Compare BioReason-Pro (multimodal reasoning), ProteInfer (CNN classification), and InterPro (signature database) for GO term prediction. Speed, accuracy, interpretability, and when to use each.

Ryan Bethencourt
March 20, 2026
11 min read

The Protein Function Prediction Problem

Knowing a protein's sequence or structure is only half the story. The real question is: what does this protein do? Protein function prediction assigns Gene Ontology (GO) terms to proteins, covering three dimensions: molecular function (what it does biochemically), biological process (what pathway it participates in), and cellular component (where in the cell it acts). With over 50,000 GO terms in the ontology, this is one of the most complex classification problems in biology.

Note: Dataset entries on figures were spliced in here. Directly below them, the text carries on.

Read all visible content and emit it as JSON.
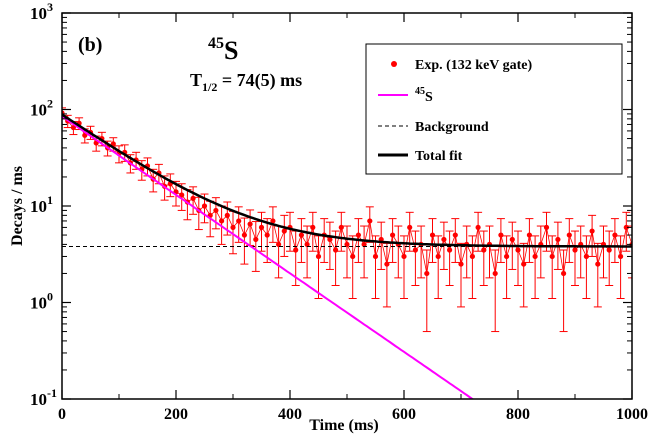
{
  "chart_data": {
    "type": "scatter",
    "panel_label": "(b)",
    "title": {
      "mass_number": "45",
      "element": "S"
    },
    "half_life": {
      "symbol": "T",
      "subscript": "1/2",
      "value": " = 74(5) ms"
    },
    "xlabel": "Time (ms)",
    "ylabel": "Decays / ms",
    "xlim": [
      0,
      1000
    ],
    "ylim": [
      0.1,
      1000
    ],
    "yscale": "log",
    "x_ticks": [
      0,
      200,
      400,
      600,
      800,
      1000
    ],
    "y_ticks": [
      {
        "base": "10",
        "exp": "-1",
        "value": 0.1
      },
      {
        "base": "10",
        "exp": "0",
        "value": 1
      },
      {
        "base": "10",
        "exp": "1",
        "value": 10
      },
      {
        "base": "10",
        "exp": "2",
        "value": 100
      },
      {
        "base": "10",
        "exp": "3",
        "value": 1000
      }
    ],
    "legend": {
      "placement": "top-right",
      "entries": [
        {
          "label": "Exp. (132 keV gate)",
          "style": "marker"
        },
        {
          "label_sup": "45",
          "label": "S",
          "style": "line"
        },
        {
          "label": "Background",
          "style": "dashed"
        },
        {
          "label": "Total fit",
          "style": "thick-line"
        }
      ]
    },
    "colors": {
      "data": "#ff0000",
      "component": "#ff00ff",
      "background": "#000000",
      "fit": "#000000"
    },
    "model": {
      "initial_decay_rate": 85,
      "half_life_ms": 74,
      "background_level": 3.8
    },
    "series": [
      {
        "name": "Exp. (132 keV gate)",
        "points": [
          {
            "x": 0,
            "y": 92,
            "err": 12
          },
          {
            "x": 10,
            "y": 76,
            "err": 11
          },
          {
            "x": 20,
            "y": 65,
            "err": 10
          },
          {
            "x": 30,
            "y": 72,
            "err": 10
          },
          {
            "x": 40,
            "y": 54,
            "err": 9
          },
          {
            "x": 50,
            "y": 58,
            "err": 9
          },
          {
            "x": 60,
            "y": 45,
            "err": 8
          },
          {
            "x": 70,
            "y": 50,
            "err": 8
          },
          {
            "x": 80,
            "y": 40,
            "err": 7
          },
          {
            "x": 90,
            "y": 44,
            "err": 7
          },
          {
            "x": 100,
            "y": 35,
            "err": 7
          },
          {
            "x": 110,
            "y": 36,
            "err": 7
          },
          {
            "x": 120,
            "y": 28,
            "err": 6
          },
          {
            "x": 130,
            "y": 30,
            "err": 6
          },
          {
            "x": 140,
            "y": 24,
            "err": 5.5
          },
          {
            "x": 150,
            "y": 26,
            "err": 5.5
          },
          {
            "x": 160,
            "y": 19,
            "err": 5
          },
          {
            "x": 170,
            "y": 22,
            "err": 5
          },
          {
            "x": 180,
            "y": 16,
            "err": 4.5
          },
          {
            "x": 190,
            "y": 17,
            "err": 4.5
          },
          {
            "x": 200,
            "y": 14,
            "err": 4
          },
          {
            "x": 210,
            "y": 13,
            "err": 4
          },
          {
            "x": 220,
            "y": 11,
            "err": 3.8
          },
          {
            "x": 230,
            "y": 12,
            "err": 3.8
          },
          {
            "x": 240,
            "y": 9,
            "err": 3.3
          },
          {
            "x": 250,
            "y": 10,
            "err": 3.3
          },
          {
            "x": 260,
            "y": 8,
            "err": 3.2
          },
          {
            "x": 270,
            "y": 9,
            "err": 3.2
          },
          {
            "x": 280,
            "y": 7,
            "err": 3
          },
          {
            "x": 290,
            "y": 8,
            "err": 3
          },
          {
            "x": 300,
            "y": 6,
            "err": 2.8
          },
          {
            "x": 310,
            "y": 7,
            "err": 2.8
          },
          {
            "x": 320,
            "y": 5,
            "err": 2.5
          },
          {
            "x": 330,
            "y": 6.5,
            "err": 2.6
          },
          {
            "x": 340,
            "y": 4.5,
            "err": 2.4
          },
          {
            "x": 350,
            "y": 6,
            "err": 2.6
          },
          {
            "x": 360,
            "y": 5,
            "err": 2.4
          },
          {
            "x": 370,
            "y": 7,
            "err": 2.8
          },
          {
            "x": 380,
            "y": 4,
            "err": 2.2
          },
          {
            "x": 390,
            "y": 5.5,
            "err": 2.5
          },
          {
            "x": 400,
            "y": 6,
            "err": 2.6
          },
          {
            "x": 410,
            "y": 3.5,
            "err": 2
          },
          {
            "x": 420,
            "y": 5,
            "err": 2.4
          },
          {
            "x": 430,
            "y": 4,
            "err": 2.2
          },
          {
            "x": 440,
            "y": 6,
            "err": 2.6
          },
          {
            "x": 450,
            "y": 3,
            "err": 1.9
          },
          {
            "x": 460,
            "y": 5,
            "err": 2.4
          },
          {
            "x": 470,
            "y": 4.5,
            "err": 2.3
          },
          {
            "x": 480,
            "y": 3.5,
            "err": 2
          },
          {
            "x": 490,
            "y": 6,
            "err": 2.6
          },
          {
            "x": 500,
            "y": 4,
            "err": 2.2
          },
          {
            "x": 510,
            "y": 3,
            "err": 1.9
          },
          {
            "x": 520,
            "y": 5,
            "err": 2.4
          },
          {
            "x": 530,
            "y": 4,
            "err": 2.2
          },
          {
            "x": 540,
            "y": 7,
            "err": 2.8
          },
          {
            "x": 550,
            "y": 3,
            "err": 1.9
          },
          {
            "x": 560,
            "y": 4.5,
            "err": 2.3
          },
          {
            "x": 570,
            "y": 2.5,
            "err": 1.6
          },
          {
            "x": 580,
            "y": 5,
            "err": 2.4
          },
          {
            "x": 590,
            "y": 4,
            "err": 2.2
          },
          {
            "x": 600,
            "y": 3,
            "err": 1.9
          },
          {
            "x": 610,
            "y": 6,
            "err": 2.6
          },
          {
            "x": 620,
            "y": 3.5,
            "err": 2
          },
          {
            "x": 630,
            "y": 4,
            "err": 2.2
          },
          {
            "x": 640,
            "y": 2,
            "err": 1.5
          },
          {
            "x": 650,
            "y": 5,
            "err": 2.4
          },
          {
            "x": 660,
            "y": 3,
            "err": 1.9
          },
          {
            "x": 670,
            "y": 4.5,
            "err": 2.3
          },
          {
            "x": 680,
            "y": 3.5,
            "err": 2
          },
          {
            "x": 690,
            "y": 5,
            "err": 2.4
          },
          {
            "x": 700,
            "y": 2.5,
            "err": 1.6
          },
          {
            "x": 710,
            "y": 4,
            "err": 2.2
          },
          {
            "x": 720,
            "y": 3,
            "err": 1.9
          },
          {
            "x": 730,
            "y": 6,
            "err": 2.6
          },
          {
            "x": 740,
            "y": 3.5,
            "err": 2
          },
          {
            "x": 750,
            "y": 4,
            "err": 2.2
          },
          {
            "x": 760,
            "y": 2,
            "err": 1.5
          },
          {
            "x": 770,
            "y": 5,
            "err": 2.4
          },
          {
            "x": 780,
            "y": 3,
            "err": 1.9
          },
          {
            "x": 790,
            "y": 4.5,
            "err": 2.3
          },
          {
            "x": 800,
            "y": 3.5,
            "err": 2
          },
          {
            "x": 810,
            "y": 2.5,
            "err": 1.6
          },
          {
            "x": 820,
            "y": 5,
            "err": 2.4
          },
          {
            "x": 830,
            "y": 3,
            "err": 1.9
          },
          {
            "x": 840,
            "y": 4,
            "err": 2.2
          },
          {
            "x": 850,
            "y": 6,
            "err": 2.6
          },
          {
            "x": 860,
            "y": 3,
            "err": 1.9
          },
          {
            "x": 870,
            "y": 4.5,
            "err": 2.3
          },
          {
            "x": 880,
            "y": 2,
            "err": 1.5
          },
          {
            "x": 890,
            "y": 5,
            "err": 2.4
          },
          {
            "x": 900,
            "y": 3.5,
            "err": 2
          },
          {
            "x": 910,
            "y": 4,
            "err": 2.2
          },
          {
            "x": 920,
            "y": 3,
            "err": 1.9
          },
          {
            "x": 930,
            "y": 5.5,
            "err": 2.5
          },
          {
            "x": 940,
            "y": 2.5,
            "err": 1.6
          },
          {
            "x": 950,
            "y": 4,
            "err": 2.2
          },
          {
            "x": 960,
            "y": 3.5,
            "err": 2
          },
          {
            "x": 970,
            "y": 5,
            "err": 2.4
          },
          {
            "x": 980,
            "y": 3,
            "err": 1.9
          },
          {
            "x": 990,
            "y": 6,
            "err": 2.6
          },
          {
            "x": 1000,
            "y": 4,
            "err": 2.2
          }
        ]
      }
    ]
  }
}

Three tools represent fundamentally different approaches to this problem: BioReason-Pro uses multimodal deep learning with reasoning, ProteInfer uses convolutional neural networks, and InterPro uses curated signature databases. Each has distinct strengths, and the right choice depends on your protein, your data, and whether you need explanations alongside predictions.

BioReason-Pro: Multimodal Reasoning for Function Prediction

BioReason-Pro is a next-generation protein function prediction model that combines three information sources: ESM-3 protein language model embeddings (capturing sequence and structural features), Gene Ontology graph structure (capturing relationships between functional terms), and a Qwen3-4B language model backbone that reasons over both to produce predictions with natural-language explanations.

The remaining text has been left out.